'Nothing's Bad Luck' Zeroes In On The Life And Lasting Work Of Warren Zevon
C.M. Kushins' Nothing's Bad Luck: The Lives of Warren Zevonopens with Zevon waking up in the middle of the night, confused and scared. The narrative quickly spirals into madness from there. Soon Warren is holding a Smith & Wesson Model 29 .44 Magnum, aiming it at an approaching vehicle. When Zevon finally makes out the driver's face, he realizes it's himself. Then he wakes up again.
The preceding paragraph contains a horror movie trope and is steeped in noir. It's also strange, pregnant with the promise of violence, and feels dangerous. Those elements pop up time and again in Nothing's Bad Luck, a superb biography of mysterious and brilliant singer/songwriter Warren William Zevon.
Zevon was born in Chicago in 1947. His mother, a Mormon, soon divorced his father, a bookie, gambler, and boozer who was a small-time mobster and would be in and out of Zevon's life. After a rough childhood that included ever-changing household situations and constant moving from place to place, Zevon, a "pockmarked and inherently shy" teenager found refuge in music. He "used both his musical skills and sarcasm as tools to win friends and attention from girls."
His life-long love affair with music started at an early age with classical music and then moved on to rock and roll. It would be the one constant in his life. By the time Zevon was 20, he was heavily into songwriting and in 1976 released his first record, Warren Zevon, which received critical acclaim. For the rest of his career, Zevon would battle alcoholism, drugs, and internal turmoil while building a career that made him a rock star. Finally, he entered rehab in 1984. Sobering up produced the album Sentimental Hygiene, released in 1987.
Unfortunately, what could have been a long career would be cut short when Zevon, clean and living a relatively healthy lifestyle, was diagnosed with cancer in 2002. He died the following year, shortly after releasing his final album. Relying mainly on interviews with friends, family, and fellow musicians, Kushins offers an honest, complete view of the life of this enigmatic musician from a multiplicity of angles.
Kushins has a line early on that frames the entire biography: "For Warren Zevon, music and danger would forever be entwined." Nothing's Bad Luckis a celebration of Zevon's creative genius, but also an exploration of the darkness that lived inside him and the way drugs and alcohol shaped his life and career. Zevon was one of those artists for whom there was no dividing line between real life and persona. As a writer, Zevon drew inspiration from everything around him, but also spent a lot of time and effort doing everything in his power to inhabit a reality that echoed the darkness in his songs. This is something he pursued regardless of his responsibilities and the consequences of his actions:
"Warren had become a father, but that did little to curb his penchant for late nights, booze, and drugs. He insisted they fueled his creative energy. Those activities had always been a part of his process, but with the stress of producing material for a follow-up album and two mouths to feed, they had become habitual. As the stress mounted, Warren's behavior sometimes took a dark turn. Some nights, he would disappear — usually crashing on friends' couches or checking into seedy motels with bottles of whiskey and hordes of drugs, immersing himself in the atmosphere that inspired his pulpish lyrics."
While it follows chronological order and the interviews are extensive, Nothing's Bad Luck breaks away from the dry, matter-of-fact style of most biographies. Instead, it frames events in a way that add to Zevon's mystique. He was a fascinating, mysterious figure whose songwriting skills made him a legend, but also a man who battled alcoholism and drug addiction for decades — and someone whose inner demons included jealousy, anger, gambling, pills, verbal abuse, and depression. While these are present in the book, Kushins does a great job of exploring Zevon's alcoholism. He saw alcohol as a "creative stimulant," like most of his literary heroes. He believed this so much he even gave himself a nickname: F. Scott Fitzevon. It was also his medicine: "Alcohol had long been his solace during frequent bouts of depression, writer's block, and self-doubt."
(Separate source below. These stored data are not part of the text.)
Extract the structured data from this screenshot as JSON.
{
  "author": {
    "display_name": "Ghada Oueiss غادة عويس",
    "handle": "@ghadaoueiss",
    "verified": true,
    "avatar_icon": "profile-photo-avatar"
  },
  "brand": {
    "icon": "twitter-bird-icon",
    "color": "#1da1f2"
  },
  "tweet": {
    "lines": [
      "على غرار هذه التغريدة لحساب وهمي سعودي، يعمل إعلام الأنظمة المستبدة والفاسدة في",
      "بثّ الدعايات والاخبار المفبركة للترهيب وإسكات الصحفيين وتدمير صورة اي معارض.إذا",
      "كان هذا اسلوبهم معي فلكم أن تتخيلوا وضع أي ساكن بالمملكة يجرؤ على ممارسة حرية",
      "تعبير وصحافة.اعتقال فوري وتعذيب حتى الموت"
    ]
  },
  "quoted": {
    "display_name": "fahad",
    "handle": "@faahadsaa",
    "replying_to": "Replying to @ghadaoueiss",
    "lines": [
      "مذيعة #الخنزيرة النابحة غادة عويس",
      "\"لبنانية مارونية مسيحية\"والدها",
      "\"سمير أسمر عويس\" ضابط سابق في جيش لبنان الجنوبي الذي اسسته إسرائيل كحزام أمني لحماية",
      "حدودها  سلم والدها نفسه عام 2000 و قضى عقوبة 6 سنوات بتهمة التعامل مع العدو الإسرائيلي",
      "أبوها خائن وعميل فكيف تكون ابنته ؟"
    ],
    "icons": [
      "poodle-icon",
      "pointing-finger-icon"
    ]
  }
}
Warren Zevon went from having a cult following to being recognized as one of rock music's most influential songwriters and being named along giants like Bob Dylan. He was a poet with a knack for using popular culture and his own imagination to craft songs with lasting storytelling power. Unfortunately, he was haunted by his addictions, which touched every sphere of his life. Kushins has delivered a nuanced, in-depth, loving look at this complicated figure, one that helps cement him as one of the most complex and captivating musicians of our times.